In real-time human-machine interaction (HMI) applications, hand gesture recognition (HGR) requires high accuracy with low latency. Surface electromyography (sEMG), a physiological electrical signal reflecting muscle activation, is extensively used in HMI. Recently, transient sEMG, generated during the gesture transitions, has been employed in HGR to achieve lower observational latency compared to steady-state sEMG. However, the use of long feature windows (up to 200 ms) still make it less desirable in low-latency HMI. In addition, most studies have relied on remote computing, where remote data processing and large data transfer result in high computation and network latency. In this paper, we proposed a method leveraging transient high density sEMG (HD-sEMG) and in-sensor computing to achieve low-latency HGR. An sEMG contrastive convolution network (sCCN) was proposed for HGR. The mean absolute value and its average integration were used to train the sCCN in a contrastive learning manner. In addition, all signal acquisition, data processing, and pattern recognition processes were deployed within designed sensor for in-sensor computing.
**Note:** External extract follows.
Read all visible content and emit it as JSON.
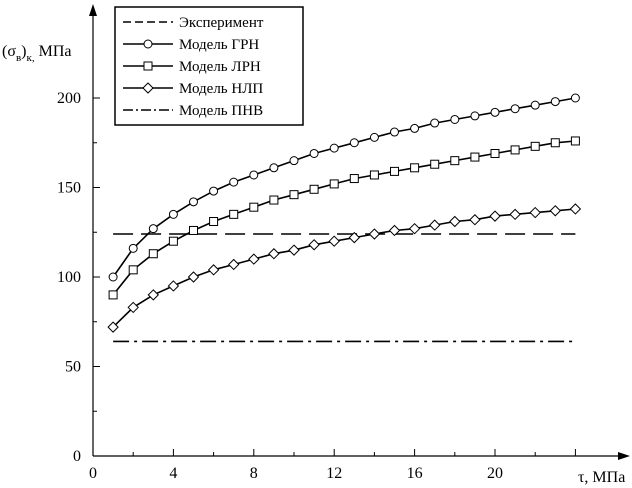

Compared to the state-of-the-art study using multi-channel 200-ms transient sEMG, our proposed method achieved a comparable HGR accuracy of 0.963, and a 58% lower observational latency of only 84 ms. In-sensor computing realizes a 4 times lower computation latency of 3 ms, and significantly reduces the network latency to 2 ms. The proposed method offers a promising approach to achieving low-latency HGR without compromising accuracy. This facilitates real-time HMI in biomedical applications such as prostheses, exoskeletons, virtual reality, and video games.